Alors, faut-il s’inquiéter d’un simple outil ? Ce n’est bien sûr pas l’outil qui est le problème. Le site internet du PCF est passé d’outil dénommé SPIP à un dénommé Drupal, cela n’a rien changé pour ses lecteurs... Mais il ne s’agit pas de changer d’outil de gestion de site, comme on passerait d’une imprimerie à une autre pour faire le même journal. Il s’agit de passer d’une imprimerie à une agence de communication, ce n’est plus du tout le même objectif. Et il faut écouter une experte qui explique le fonds de l’affaire, Eve Zuckerman, la botte secrète d’Alain Juppé dans sa campagne numérique...
« Dans tous les partis politiques, il y a une culture de la donnée qui existe depuis bien avant la révolution numérique.
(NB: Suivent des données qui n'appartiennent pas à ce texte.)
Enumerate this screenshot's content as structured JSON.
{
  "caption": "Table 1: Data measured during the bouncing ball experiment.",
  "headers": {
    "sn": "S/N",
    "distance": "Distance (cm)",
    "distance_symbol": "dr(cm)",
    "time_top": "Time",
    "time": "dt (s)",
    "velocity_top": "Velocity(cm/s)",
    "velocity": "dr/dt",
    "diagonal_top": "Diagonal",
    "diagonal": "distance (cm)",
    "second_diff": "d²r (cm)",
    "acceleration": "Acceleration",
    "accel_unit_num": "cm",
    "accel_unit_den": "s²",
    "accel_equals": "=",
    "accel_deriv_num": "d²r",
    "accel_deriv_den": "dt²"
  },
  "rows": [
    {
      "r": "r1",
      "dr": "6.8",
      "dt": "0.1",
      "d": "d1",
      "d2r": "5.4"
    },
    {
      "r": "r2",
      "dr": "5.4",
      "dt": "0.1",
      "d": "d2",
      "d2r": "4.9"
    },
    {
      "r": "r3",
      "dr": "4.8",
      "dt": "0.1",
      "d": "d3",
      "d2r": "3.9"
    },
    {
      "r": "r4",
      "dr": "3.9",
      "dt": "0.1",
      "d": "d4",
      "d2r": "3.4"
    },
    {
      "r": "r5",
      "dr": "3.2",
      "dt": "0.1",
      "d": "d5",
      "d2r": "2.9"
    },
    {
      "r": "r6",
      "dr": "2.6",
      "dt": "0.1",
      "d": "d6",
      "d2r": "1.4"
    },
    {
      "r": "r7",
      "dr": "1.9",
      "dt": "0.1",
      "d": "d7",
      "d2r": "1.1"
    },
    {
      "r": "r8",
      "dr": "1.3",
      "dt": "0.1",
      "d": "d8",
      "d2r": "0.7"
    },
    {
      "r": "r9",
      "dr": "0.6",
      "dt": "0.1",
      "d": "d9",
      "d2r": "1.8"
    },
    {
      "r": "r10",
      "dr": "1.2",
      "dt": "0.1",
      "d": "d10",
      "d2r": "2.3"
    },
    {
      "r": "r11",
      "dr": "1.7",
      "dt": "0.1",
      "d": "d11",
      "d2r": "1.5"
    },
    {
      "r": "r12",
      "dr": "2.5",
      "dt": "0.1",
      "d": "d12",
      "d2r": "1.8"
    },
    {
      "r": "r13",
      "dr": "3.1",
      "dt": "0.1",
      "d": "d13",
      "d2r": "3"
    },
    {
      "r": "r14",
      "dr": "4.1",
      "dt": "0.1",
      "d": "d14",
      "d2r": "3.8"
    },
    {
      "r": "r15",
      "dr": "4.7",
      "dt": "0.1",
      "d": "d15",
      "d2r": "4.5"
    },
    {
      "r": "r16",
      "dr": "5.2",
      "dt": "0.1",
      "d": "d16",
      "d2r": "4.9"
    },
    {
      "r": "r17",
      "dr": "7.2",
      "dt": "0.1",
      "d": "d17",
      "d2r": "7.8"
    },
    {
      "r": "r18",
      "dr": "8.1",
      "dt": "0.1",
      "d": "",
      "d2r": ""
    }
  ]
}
Pendant 40 ans, Charles Pasqua tenait des petites fiches et ces dernières valaient de l’or. Et elles valent de l’or, car toutes ces données, les politiques peuvent les convertir en voix. »
Voila le fonds de l’affaire, au cœur de la conception capitaliste de la vie politique, une politique qui se résume à la fabrication de leaders et de leur foule de supporters pour gagner les élections.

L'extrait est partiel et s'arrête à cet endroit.